The user asks Cursor:

"Send me the transcript of Elian's last audio."

Cursor automatically:

  1. Calls getRecentAudio(contactName: "elian")
  2. Receives the audio file path
  3. Calls transcribeAudio(audioPath: "/path/to/audio.opus")
  4. Receives the transcription
  5. Summarizes or shows the full text

The transcription flows through the OpenAI API; the temporary MP3 is sent to get the text back. Cursor orchestrates; your server prepares the file and makes the call.
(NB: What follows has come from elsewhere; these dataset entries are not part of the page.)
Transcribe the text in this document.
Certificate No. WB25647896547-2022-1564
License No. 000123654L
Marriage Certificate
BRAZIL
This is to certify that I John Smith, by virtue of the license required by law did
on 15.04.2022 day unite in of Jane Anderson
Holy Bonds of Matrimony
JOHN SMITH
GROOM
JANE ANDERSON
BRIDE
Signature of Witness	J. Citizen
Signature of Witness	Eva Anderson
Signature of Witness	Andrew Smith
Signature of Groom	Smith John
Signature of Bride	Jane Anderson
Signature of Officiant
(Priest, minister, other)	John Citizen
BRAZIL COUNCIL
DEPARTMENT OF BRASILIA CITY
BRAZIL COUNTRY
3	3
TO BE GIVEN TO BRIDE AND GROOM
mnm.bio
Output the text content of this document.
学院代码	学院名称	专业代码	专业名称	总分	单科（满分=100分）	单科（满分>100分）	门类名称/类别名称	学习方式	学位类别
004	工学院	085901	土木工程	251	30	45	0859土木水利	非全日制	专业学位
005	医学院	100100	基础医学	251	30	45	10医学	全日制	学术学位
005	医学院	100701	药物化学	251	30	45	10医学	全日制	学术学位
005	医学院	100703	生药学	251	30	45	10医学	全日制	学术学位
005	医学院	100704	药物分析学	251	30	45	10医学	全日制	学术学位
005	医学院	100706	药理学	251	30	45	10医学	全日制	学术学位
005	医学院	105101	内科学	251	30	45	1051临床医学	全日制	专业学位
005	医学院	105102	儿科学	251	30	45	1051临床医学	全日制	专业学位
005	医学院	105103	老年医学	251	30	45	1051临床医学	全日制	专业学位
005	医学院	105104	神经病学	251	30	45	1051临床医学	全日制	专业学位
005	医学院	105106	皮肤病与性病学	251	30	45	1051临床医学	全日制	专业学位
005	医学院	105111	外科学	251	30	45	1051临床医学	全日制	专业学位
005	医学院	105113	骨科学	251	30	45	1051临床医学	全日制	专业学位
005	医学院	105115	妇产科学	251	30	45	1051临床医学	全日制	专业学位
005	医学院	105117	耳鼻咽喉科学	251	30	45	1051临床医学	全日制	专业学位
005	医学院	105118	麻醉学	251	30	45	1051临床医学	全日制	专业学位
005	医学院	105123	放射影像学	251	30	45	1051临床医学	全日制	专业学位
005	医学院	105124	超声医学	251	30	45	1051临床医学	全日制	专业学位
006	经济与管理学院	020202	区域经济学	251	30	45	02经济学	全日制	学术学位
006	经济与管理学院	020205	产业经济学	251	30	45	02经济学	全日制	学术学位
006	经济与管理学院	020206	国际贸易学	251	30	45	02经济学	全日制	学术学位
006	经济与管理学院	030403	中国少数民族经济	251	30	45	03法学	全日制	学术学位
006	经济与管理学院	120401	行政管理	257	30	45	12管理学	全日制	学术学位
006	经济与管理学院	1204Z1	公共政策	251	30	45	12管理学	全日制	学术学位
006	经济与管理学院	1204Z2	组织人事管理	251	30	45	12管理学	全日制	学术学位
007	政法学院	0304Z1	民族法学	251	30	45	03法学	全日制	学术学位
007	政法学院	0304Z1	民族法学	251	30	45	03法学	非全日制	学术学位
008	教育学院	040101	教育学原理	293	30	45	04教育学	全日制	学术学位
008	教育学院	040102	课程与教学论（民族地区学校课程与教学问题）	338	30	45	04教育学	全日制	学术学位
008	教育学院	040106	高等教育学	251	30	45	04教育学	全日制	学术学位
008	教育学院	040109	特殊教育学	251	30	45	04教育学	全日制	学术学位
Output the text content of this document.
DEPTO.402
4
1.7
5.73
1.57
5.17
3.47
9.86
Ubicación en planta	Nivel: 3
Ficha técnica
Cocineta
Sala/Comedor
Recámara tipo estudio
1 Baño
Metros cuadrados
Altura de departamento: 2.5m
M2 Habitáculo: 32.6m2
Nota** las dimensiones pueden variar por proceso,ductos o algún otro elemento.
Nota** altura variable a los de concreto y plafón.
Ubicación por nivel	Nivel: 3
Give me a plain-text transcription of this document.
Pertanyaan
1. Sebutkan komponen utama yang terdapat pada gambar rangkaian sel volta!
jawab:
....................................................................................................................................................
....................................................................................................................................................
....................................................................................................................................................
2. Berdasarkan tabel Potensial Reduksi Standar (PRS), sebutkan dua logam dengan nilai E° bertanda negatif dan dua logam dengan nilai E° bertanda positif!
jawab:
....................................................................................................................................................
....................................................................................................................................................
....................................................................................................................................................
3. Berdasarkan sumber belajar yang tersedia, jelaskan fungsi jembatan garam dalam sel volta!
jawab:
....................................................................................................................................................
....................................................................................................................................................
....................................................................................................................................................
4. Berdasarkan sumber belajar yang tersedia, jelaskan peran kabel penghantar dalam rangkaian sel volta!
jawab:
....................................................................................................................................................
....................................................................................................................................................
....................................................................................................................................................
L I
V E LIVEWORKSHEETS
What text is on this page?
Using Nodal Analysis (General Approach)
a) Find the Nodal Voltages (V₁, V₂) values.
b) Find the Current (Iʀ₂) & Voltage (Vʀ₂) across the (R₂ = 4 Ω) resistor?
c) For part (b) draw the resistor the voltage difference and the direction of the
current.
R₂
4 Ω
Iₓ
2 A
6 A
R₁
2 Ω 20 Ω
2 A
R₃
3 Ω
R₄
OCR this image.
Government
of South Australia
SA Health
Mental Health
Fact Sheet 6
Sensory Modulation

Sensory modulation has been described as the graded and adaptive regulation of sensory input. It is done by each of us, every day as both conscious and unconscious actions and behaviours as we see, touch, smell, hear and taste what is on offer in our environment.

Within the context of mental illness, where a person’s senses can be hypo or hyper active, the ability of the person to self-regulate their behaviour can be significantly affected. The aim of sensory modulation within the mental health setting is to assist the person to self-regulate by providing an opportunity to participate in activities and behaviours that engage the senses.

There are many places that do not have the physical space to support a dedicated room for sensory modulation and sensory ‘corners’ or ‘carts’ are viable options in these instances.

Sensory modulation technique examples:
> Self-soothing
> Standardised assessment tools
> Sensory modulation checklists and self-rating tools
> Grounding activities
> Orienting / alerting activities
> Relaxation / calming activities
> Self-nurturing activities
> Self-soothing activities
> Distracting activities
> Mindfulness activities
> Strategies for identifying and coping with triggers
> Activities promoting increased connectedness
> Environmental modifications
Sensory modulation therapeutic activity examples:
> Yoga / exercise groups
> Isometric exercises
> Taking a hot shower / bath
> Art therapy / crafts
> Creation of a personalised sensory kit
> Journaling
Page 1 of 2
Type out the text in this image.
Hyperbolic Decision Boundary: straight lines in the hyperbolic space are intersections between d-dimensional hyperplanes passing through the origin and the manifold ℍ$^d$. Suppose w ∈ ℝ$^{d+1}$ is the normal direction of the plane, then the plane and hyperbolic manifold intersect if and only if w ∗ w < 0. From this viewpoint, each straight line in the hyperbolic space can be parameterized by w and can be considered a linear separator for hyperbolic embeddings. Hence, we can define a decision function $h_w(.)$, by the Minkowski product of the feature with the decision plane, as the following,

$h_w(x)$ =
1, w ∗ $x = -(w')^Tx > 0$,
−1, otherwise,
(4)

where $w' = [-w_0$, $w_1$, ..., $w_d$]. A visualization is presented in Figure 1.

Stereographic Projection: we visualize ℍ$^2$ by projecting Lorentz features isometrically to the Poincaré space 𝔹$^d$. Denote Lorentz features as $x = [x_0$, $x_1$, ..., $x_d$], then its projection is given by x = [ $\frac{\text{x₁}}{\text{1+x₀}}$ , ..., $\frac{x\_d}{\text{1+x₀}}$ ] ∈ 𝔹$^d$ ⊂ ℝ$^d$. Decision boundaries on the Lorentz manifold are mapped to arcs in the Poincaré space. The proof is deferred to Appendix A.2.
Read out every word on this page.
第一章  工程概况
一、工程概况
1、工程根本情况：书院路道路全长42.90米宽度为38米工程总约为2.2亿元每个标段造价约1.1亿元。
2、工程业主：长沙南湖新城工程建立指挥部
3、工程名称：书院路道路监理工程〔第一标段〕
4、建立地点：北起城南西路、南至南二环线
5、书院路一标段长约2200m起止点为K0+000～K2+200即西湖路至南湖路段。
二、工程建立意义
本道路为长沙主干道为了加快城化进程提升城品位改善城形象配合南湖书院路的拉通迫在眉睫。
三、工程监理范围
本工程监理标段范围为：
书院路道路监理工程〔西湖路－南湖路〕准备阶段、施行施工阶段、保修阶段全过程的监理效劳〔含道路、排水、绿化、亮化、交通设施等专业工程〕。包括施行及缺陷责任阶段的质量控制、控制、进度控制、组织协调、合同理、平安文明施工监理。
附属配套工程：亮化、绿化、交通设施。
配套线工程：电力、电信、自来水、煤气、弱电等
Cursor + MCP WhatsApp: transcription example

Cursor showing the transcription returned by the WhatsApp MCP server.

Limitations: macOS only

This server is macOS only. The WhatsApp paths are specific to Mac.

It depends on:

  • WhatsApp Desktop installed
  • FFmpeg (brew install ffmpeg)
  • OpenAI SDK (npm i openai) with OPENAI_API_KEY configured
  • Internet connection

We also skip Prompts and Resource Templates.

Security depends on the host. Cursor can ask for approval before it runs tools.

Keep it running with PM2

Build the project once (npm run build) and keep the server alive with pm2 start ecosystem.config.cjs. The provided config watches the compiled dist/server.js and restarts it if it crashes.

Conclusion

Your AI agent can now reach your data, use your tools, work in your context.

The WhatsApp server is just one idea. Once you realize any program that speaks STDIN/STDOUT can be an MCP server, the possibilities get wild.